Why is a pandas.series.extract(regex) able to print the correct values, but won't assign the value to an existing variable using indexing or np.where.
import pandas as pd
import numpy as np
df = pd.DataFrame(
[
['1', np.nan, np.nan, '1 Banana St, 69126 Heidelberg'],
['2', "Doloros St", 67898, '2 Choco Rd, 69412 Eberbach']],
columns=['id', "Street", 'Postcode', 'FullAddress']
)
m = df['Street'].isna()
print(df["FullAddress"].str.extract(r'(.+?),')) # prints street
print(df["FullAddress"].str.extract(r'\b(\d{5})\b')) # prints postcode
df.loc[m, 'Street'] = df.loc[m, 'FullAddress'].str.extract(r'(.+?),') # outputs NaN
df.loc[m, 'Postcode'] = df.loc[m, 'FullAddress'].str.extract(r'\b(\d{5})\b')
# trying where method throws error - NotImplementedError: cannot align with a higher dimensional NDFrame
df["Street"] = df["Street"].where(~(df["Street"].isna()), df["FullAddress"].str.extract(r'(.+?),'))

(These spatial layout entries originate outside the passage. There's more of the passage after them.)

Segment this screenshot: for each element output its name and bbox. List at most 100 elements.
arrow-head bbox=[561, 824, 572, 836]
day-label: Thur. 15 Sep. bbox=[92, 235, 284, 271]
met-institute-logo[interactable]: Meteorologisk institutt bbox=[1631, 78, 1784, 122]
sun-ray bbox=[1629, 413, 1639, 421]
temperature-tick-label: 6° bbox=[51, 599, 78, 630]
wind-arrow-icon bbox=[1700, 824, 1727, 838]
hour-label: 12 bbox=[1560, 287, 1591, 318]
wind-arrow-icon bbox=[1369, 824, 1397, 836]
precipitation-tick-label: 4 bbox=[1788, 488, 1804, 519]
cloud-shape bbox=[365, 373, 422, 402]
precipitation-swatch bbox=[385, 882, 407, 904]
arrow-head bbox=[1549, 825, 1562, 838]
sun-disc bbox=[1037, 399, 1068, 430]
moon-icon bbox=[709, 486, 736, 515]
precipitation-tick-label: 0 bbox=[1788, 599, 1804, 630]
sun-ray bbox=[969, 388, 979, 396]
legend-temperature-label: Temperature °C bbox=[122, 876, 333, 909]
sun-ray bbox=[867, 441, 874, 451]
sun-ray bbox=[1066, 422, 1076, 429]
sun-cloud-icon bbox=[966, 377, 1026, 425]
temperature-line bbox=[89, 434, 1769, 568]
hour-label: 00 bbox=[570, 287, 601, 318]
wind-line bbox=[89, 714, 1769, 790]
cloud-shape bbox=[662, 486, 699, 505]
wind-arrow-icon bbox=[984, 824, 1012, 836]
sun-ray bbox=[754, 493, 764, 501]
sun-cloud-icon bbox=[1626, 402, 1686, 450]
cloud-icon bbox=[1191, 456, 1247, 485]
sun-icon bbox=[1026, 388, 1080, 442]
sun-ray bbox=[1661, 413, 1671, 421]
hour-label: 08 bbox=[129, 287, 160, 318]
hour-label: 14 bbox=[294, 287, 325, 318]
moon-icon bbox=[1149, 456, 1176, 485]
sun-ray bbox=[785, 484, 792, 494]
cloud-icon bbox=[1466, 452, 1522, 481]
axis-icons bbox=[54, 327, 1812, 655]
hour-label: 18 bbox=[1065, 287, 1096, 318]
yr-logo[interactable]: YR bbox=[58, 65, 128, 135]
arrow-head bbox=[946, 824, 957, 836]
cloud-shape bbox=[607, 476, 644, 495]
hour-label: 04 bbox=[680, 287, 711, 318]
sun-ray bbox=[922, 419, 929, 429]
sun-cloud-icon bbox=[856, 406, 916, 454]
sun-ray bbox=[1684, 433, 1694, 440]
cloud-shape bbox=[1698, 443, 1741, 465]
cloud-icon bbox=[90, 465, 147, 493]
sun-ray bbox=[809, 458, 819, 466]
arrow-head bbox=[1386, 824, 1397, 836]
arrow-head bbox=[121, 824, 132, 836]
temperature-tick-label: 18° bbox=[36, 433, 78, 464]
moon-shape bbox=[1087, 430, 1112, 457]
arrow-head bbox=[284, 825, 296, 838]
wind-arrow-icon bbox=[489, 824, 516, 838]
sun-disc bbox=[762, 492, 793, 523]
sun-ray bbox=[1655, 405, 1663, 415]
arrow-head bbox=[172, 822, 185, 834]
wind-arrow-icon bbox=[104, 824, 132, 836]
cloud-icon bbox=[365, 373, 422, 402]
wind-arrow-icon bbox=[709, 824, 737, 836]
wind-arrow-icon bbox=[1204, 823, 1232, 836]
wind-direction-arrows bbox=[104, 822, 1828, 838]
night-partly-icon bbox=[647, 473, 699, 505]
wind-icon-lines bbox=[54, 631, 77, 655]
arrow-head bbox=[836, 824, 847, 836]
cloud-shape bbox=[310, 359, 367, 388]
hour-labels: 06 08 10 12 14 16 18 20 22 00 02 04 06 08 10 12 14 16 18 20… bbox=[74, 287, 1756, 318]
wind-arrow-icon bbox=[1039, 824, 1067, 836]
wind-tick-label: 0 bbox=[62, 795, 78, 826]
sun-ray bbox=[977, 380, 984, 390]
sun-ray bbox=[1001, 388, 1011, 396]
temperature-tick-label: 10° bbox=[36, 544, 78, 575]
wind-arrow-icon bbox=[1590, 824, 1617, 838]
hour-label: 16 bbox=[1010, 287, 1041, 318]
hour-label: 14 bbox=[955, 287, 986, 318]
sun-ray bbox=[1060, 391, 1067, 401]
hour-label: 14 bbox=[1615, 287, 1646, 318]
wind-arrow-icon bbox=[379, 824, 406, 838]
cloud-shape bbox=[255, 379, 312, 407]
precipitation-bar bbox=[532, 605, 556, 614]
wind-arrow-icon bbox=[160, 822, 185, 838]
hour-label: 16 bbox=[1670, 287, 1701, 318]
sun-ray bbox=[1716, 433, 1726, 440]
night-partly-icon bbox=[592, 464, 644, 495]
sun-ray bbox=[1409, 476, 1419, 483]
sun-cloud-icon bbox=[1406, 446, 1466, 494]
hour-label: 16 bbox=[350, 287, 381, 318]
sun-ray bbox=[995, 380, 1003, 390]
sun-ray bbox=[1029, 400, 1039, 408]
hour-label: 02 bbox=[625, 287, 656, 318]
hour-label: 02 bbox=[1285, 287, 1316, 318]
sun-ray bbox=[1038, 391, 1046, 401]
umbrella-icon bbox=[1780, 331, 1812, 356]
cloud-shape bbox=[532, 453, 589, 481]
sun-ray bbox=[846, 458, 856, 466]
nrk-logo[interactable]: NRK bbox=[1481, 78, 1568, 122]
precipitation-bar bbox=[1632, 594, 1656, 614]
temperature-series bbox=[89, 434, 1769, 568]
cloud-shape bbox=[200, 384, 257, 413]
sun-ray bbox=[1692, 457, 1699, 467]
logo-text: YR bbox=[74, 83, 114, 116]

What I'm trying to do is fill the empty Street and Postcode with the values from FullAddress - without disturbing the existing Street and Postcode values.
There is no problem with the indexing, the regex, or even the extract... I've read the docs, searched for anything similar... What does every get, but I don't understand!?!?!